Before Indonesia, Thailand was touted as Southeast Asia’s model democracy. Yet, there too, educated members of the urban middle class, who are usually assumed to group together for democratic purposes, have instead helped to reinstall military-dominated authoritarianism. In India, civil society organisations linked to Narendra Modi’s ruling Bharatiya Janata Party have helped to drive policies that show how democracy can be – paradoxically – used for repressive purposes. Hence, the nearly one century old Rashtriya Swayamsevak Sangh (RSS) has been at the forefront of violent actions against India’s large Muslim minority as well as secular groupings. Their activities have given rise to apprehension that India is being reconceived as a Hindu nation.

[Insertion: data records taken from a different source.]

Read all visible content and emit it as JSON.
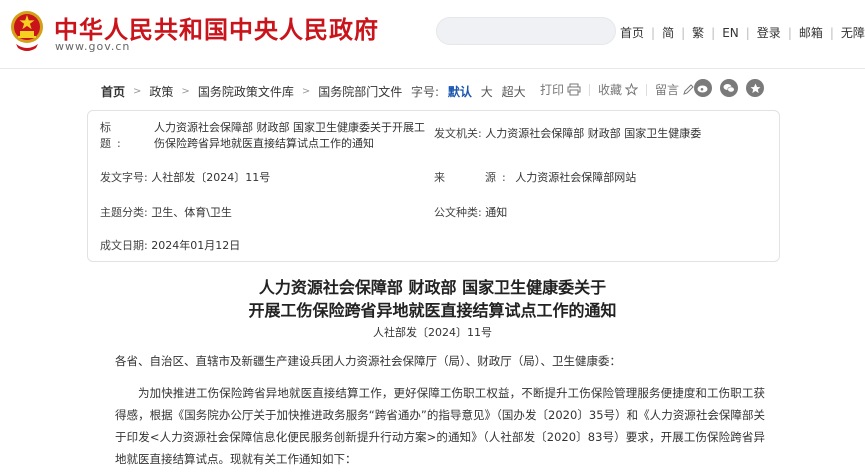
{
  "site": {
    "title": "中华人民共和国中央人民政府",
    "domain": "www.gov.cn"
  },
  "search": {
    "placeholder": ""
  },
  "top_links": [
    "首页",
    "简",
    "繁",
    "EN",
    "登录",
    "邮箱",
    "无障碍"
  ],
  "breadcrumb": [
    "首页",
    "政策",
    "国务院政策文件库",
    "国务院部门文件"
  ],
  "font_size": {
    "label": "字号:",
    "options": [
      "默认",
      "大",
      "超大"
    ],
    "active": "默认"
  },
  "tools": {
    "print": "打印",
    "favorite": "收藏",
    "comment": "留言"
  },
  "share_icons": [
    "weibo-icon",
    "wechat-icon",
    "qzone-icon"
  ],
  "meta": {
    "title_label": "标　　题:",
    "title_value": "人力资源社会保障部 财政部 国家卫生健康委关于开展工伤保险跨省异地就医直接结算试点工作的通知",
    "issuer_label": "发文机关:",
    "issuer_value": "人力资源社会保障部 财政部 国家卫生健康委",
    "doc_no_label": "发文字号:",
    "doc_no_value": "人社部发〔2024〕11号",
    "source_label": "来　　源:",
    "source_value": "人力资源社会保障部网站",
    "category_label": "主题分类:",
    "category_value": "卫生、体育\\卫生",
    "type_label": "公文种类:",
    "type_value": "通知",
    "date_label": "成文日期:",
    "date_value": "2024年01月12日"
  },
  "doc": {
    "title_line1": "人力资源社会保障部 财政部 国家卫生健康委关于",
    "title_line2": "开展工伤保险跨省异地就医直接结算试点工作的通知",
    "number": "人社部发〔2024〕11号",
    "salutation": "各省、自治区、直辖市及新疆生产建设兵团人力资源社会保障厅（局）、财政厅（局）、卫生健康委：",
    "para1": "为加快推进工伤保险跨省异地就医直接结算工作，更好保障工伤职工权益，不断提升工伤保险管理服务便捷度和工伤职工获得感，根据《国务院办公厅关于加快推进政务服务“跨省通办”的指导意见》（国办发〔2020〕35号）和《人力资源社会保障部关于印发<人力资源社会保障信息化便民服务创新提升行动方案>的通知》（人社部发〔2020〕83号）要求，开展工伤保险跨省异地就医直接结算试点。现就有关工作通知如下："
  },
  "colors": {
    "brand_red": "#c8141a",
    "link_blue": "#1a56b0"
  }
}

Lest these developments be thought a malady of newer, non-Western democracies, in the USA civil society groups such as the Tea Party have contributed for many years to the erosion of democratic values. Their presence ultimately paved the way for the presidency of Donald Trump and practices that are now wreaking havoc on American democracy. The rise of Trump is associated with the resurgence of populism globally, including in European democracies, where highly illiberal if not overtly anti-democratic political parties have recently made gains.
So perhaps it is high time to re-evaluate more seriously many commonly held rosy assumptions about the relationship between civil society and democracy. We should be paying more attention to the rise of civil society groups around the world, which will increasingly pose a challenge to democracy as we know it. These can range from exclusivist ethnic or religious organisations or gun-toting militias all the way to xenophobic groupings now all too easily found in rich, modern societies.

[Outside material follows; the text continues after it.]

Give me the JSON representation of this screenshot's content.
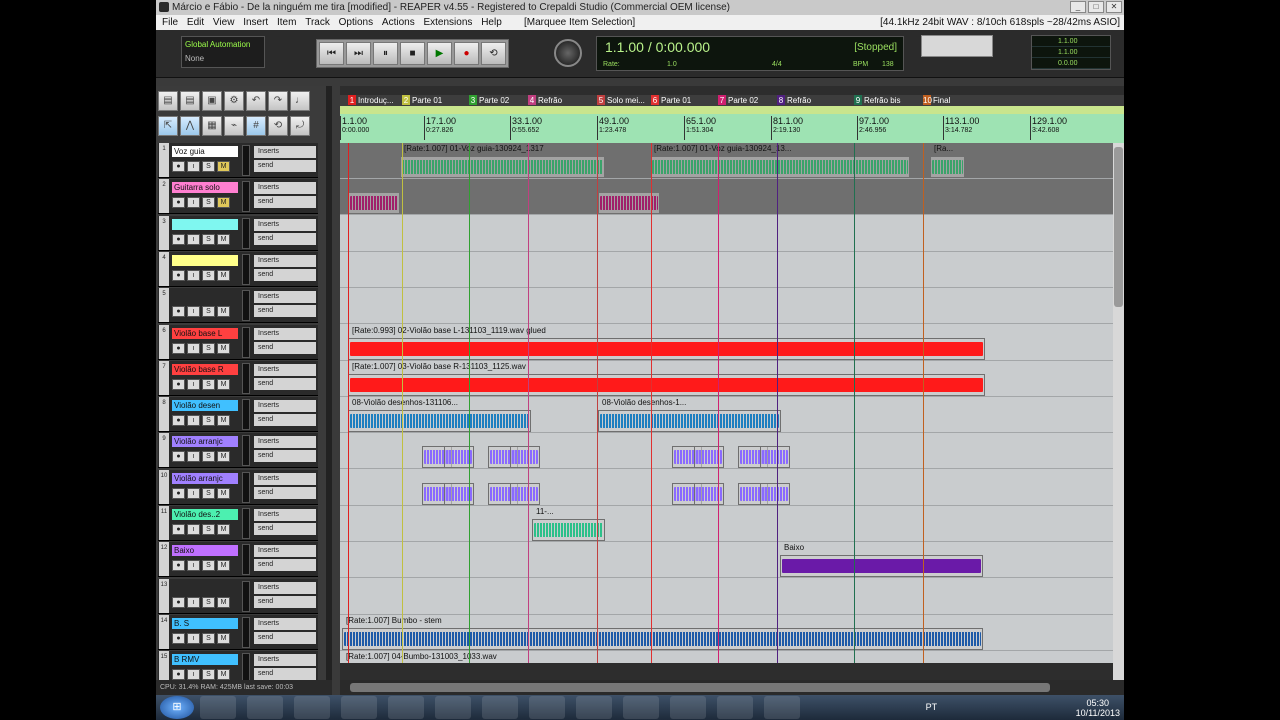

What is clear is that the liberal triumphalism greeting the end of the Cold War seems out of place now. Such triumphalism had led the World Bank to argue that a vibrant civil society was necessary for economic success, assuming that it would be politically and economically liberal. At the same time, political scientists had become immersed in ‘transitology’, with its singular interest in democratic ‘transitions’ and ‘consolidations’. Civil society would play a big role in envisaged successful democratisations.
But how do we address democratic retreat even where democracy has been long-entrenched?
A considerable change in mindset would be required. This entails dismissing the notion that there is some sort of automatic relationship between a ‘strong’ civil society and democratisation. It is a difficult task because civil society’s long association with democracy goes back at least to the classic work of Alexis de Tocqueville, ‘Democracy in America’, written in the 19th century. More recently, Robert Putnam’s influential work suggested that ‘social capital’ glued civil society together as the basis for modern democratic life.
It has since become easy to overlook that civil society may be dominated by anti-democratic interests simply because they win out in concrete political struggles. Most infamously, the Nazis did so in the 20th century.
Today, much of the discussion about the ‘crisis of democracy’ has focussed on populisms around the world. At the most basic level, populism involves a conception of politics in which the ‘good masses’ confront ‘bad elites,’ including those who may have taken control of intermediary institutions like parties and parliaments.
Yet American right-wing populism has been partly funded by the billionaire Koch brothers. In Australia, the mining magnate Clive Palmer poured $90 million on the last election, pushing for policies that have helped shift the country’s political centre to the right. In Indonesia too, there were links between the still wealthy family of the New Order-era dictator, Soeharto, and groups espousing populist versions of Islamic politics. These had supported the Prabowo candidacy in the 2019 presidential election.
So, the reality is that assorted elites have climbed onto the populist bandwagon, exploiting whatever long-simmering frustrations there are with the economy or with political institutions in different countries. Their self-interested actions have helped to shape the evolution of civil society.
Thus, rather than being fuelled by liberal pluralist values, some civil society organisations grow because of the insecurities of significant portions of the population – in a world where precarity and internal inequalities are developing at a startling rate. Contra the followers of Tocqueville or Putnam, they peddle identity politics or tough law and order agendas or flourish on insularity and xenophobia. While the Hong Kong protests tempt us to think of civil society mounting a final stand against democratic regression, in fact in many locations around the globe civil society groups are enthusiastically pulling democracy down.